Net worth = total assets minus total liabilities. It's the single best snapshot of overall financial health, capturing everything you own less everything you owe.
Net worth doesn't care about your income, lifestyle, or job title. It only measures stored wealth — which is what funds retirement, weathers crises, and creates options.
Assets: cash and equivalents, investments (stocks, ETFs, REITs, bonds), CPF balances (OA + SA + MA + RA), SRS, property at current market value, vehicles at depreciated value (or zero, conservatively), high-value personal property.
Liabilities: mortgage outstanding, car loans, personal loans, credit card balances, student loans, education loan, family loans owed.
Excluded for clarity: fluctuating items like unrealised stock options before vesting, future inheritance, or pension benefits not yet accrued.
CPF: count all four accounts at their current balances. They're real money, illiquid until specific events.
HDB flat: use current valuation, not purchase price. Many flat owners with bought-cheap legacy units have hundreds of thousands of dollars in latent appreciation.
Mortgage: include both the outstanding principal AND the implied future interest if you're modelling cost. For net worth, only the principal balance.

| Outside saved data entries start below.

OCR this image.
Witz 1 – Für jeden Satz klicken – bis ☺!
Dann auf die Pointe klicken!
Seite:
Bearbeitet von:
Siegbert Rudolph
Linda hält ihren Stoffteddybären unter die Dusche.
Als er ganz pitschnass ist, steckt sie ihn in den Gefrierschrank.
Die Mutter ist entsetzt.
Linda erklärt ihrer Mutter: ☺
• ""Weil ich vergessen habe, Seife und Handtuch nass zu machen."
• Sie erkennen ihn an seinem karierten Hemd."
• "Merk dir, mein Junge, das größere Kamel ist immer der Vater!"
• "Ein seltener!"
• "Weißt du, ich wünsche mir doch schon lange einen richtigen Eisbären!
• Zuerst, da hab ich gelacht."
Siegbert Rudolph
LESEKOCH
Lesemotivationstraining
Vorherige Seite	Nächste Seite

Insurance cash value: include the surrender value of whole-life and endowment policies. Don't include the death benefit — that's not yours to spend.

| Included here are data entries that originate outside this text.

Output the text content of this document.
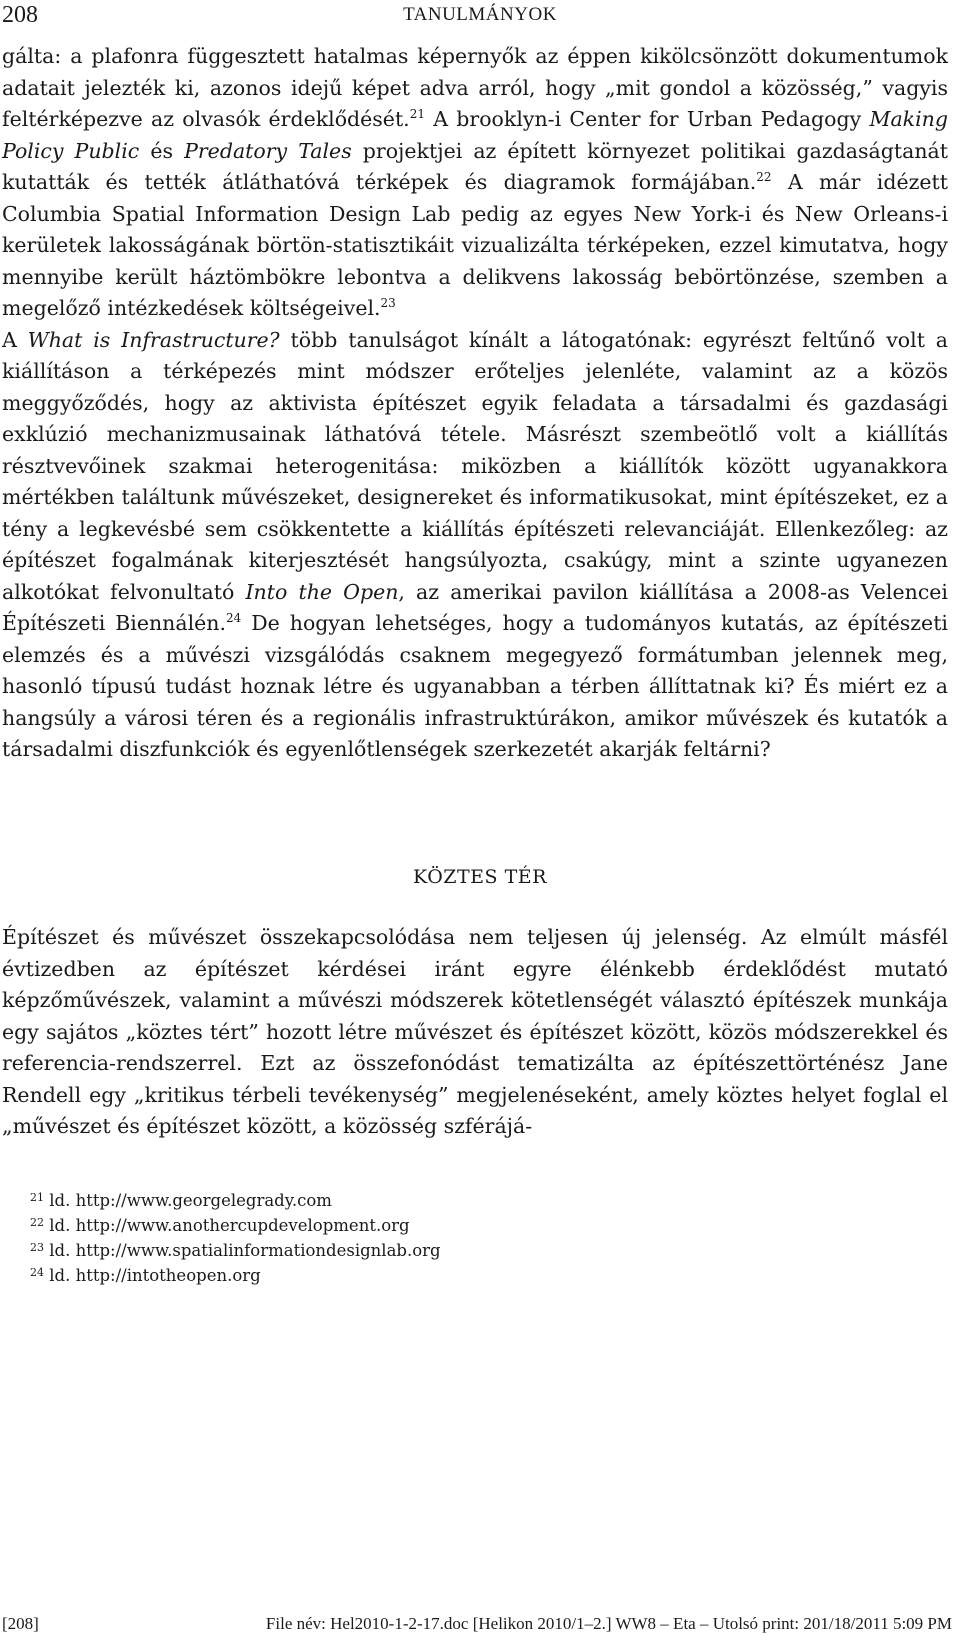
208	TANULMÁNYOK

gálta: a plafonra függesztett hatalmas képernyők az éppen kikölcsönzött dokumentumok adatait jelezték ki, azonos idejű képet adva arról, hogy „mit gondol a közösség,” vagyis feltérképezve az olvasók érdeklődését.$^{21}$ A brooklyn-i Center for Urban Pedagogy Making Policy Public és Predatory Tales projektjei az épített környezet politikai gazdaságtanát kutatták és tették átláthatóvá térképek és diagramok formájában.$^{22}$ A már idézett Columbia Spatial Information Design Lab pedig az egyes New York-i és New Orleans-i kerületek lakosságának börtön-statisztikáit vizualizálta térképeken, ezzel kimutatva, hogy mennyibe került háztömbökre lebontva a delikvens lakosság bebörtönzése, szemben a megelőző intézkedések költségeivel.$^{23}$

A What is Infrastructure? több tanulságot kínált a látogatónak: egyrészt feltűnő volt a kiállításon a térképezés mint módszer erőteljes jelenléte, valamint az a közös meggyőződés, hogy az aktivista építészet egyik feladata a társadalmi és gazdasági exklúzió mechanizmusainak láthatóvá tétele. Másrészt szembeötlő volt a kiállítás résztvevőinek szakmai heterogenitása: miközben a kiállítók között ugyanakkora mértékben találtunk művészeket, designereket és informatikusokat, mint építészeket, ez a tény a legkevésbé sem csökkentette a kiállítás építészeti relevanciáját. Ellenkezőleg: az építészet fogalmának kiterjesztését hangsúlyozta, csakúgy, mint a szinte ugyanezen alkotókat felvonultató Into the Open, az amerikai pavilon kiállítása a 2008-as Velencei Építészeti Biennálén.$^{24}$ De hogyan lehetséges, hogy a tudományos kutatás, az építészeti elemzés és a művészi vizsgálódás csaknem megegyező formátumban jelennek meg, hasonló típusú tudást hoznak létre és ugyanabban a térben állíttatnak ki? És miért ez a hangsúly a városi téren és a regionális infrastruktúrákon, amikor művészek és kutatók a társadalmi diszfunkciók és egyenlőtlenségek szerkezetét akarják feltárni?

KÖZTES TÉR

Építészet és művészet összekapcsolódása nem teljesen új jelenség. Az elmúlt másfél évtizedben az építészet kérdései iránt egyre élénkebb érdeklődést mutató képzőművészek, valamint a művészi módszerek kötetlenségét választó építészek munkája egy sajátos „köztes tért” hozott létre művészet és építészet között, közös módszerekkel és referencia-rendszerrel. Ezt az összefonódást tematizálta az építészettörténész Jane Rendell egy „kritikus térbeli tevékenység” megjelenéseként, amely köztes helyet foglal el „művészet és építészet között, a közösség szférájá-

$^{21}$ ld. http://www.georgelegrady.com
$^{22}$ ld. http://www.anothercupdevelopment.org
$^{23}$ ld. http://www.spatialinformationdesignlab.org
$^{24}$ ld. http://intotheopen.org
[208]	File név: Hel2010-1-2-17.doc [Helikon 2010/1–2.] WW8 – Eta – Utolsó print: 201/18/2011 5:09 PM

Age 30: aim for ~1× annual gross income in net worth.
Age 40: ~3× annual gross income.
Age 50: ~6× annual gross income.
Age 60: ~8× to 10×.
Above 1× annual expenses × 25 is FIRE territory regardless of age.
Track quarterly, not daily. Net worth is a long-game metric — short-term volatility (especially with stocks and property) creates more anxiety than insight.
Cash and savings, investments (stocks, ETFs, REITs, unit trusts), CPF balances (OA + SA + MA + RA combined), SRS, property at current market value, vehicles at depreciated value (or zero), cash surrender value of whole-life policies, and high-value personal property. Use market values, not purchase prices.
Yes. CPF balances are real assets — they're illiquid, but they're yours and they earn interest. They count toward total wealth and toward retirement planning. Exclude them and you'll understate your true financial position by a wide margin.
A common benchmark is 1× your annual gross income at 30, 3× at 40, 6× at 50, 8× – 10× at 60. These are rough guides — Singapore-specific factors like high property concentration, CPF, and education debt mean your trajectory may deviate.
Yes, at current market value (use HDB / SRX valuation tools or recent transaction prices in your block). Subtract the outstanding mortgage. Be aware that home equity is illiquid and lifestyle-essential — useful to track but not 'available' for spending the way investments are.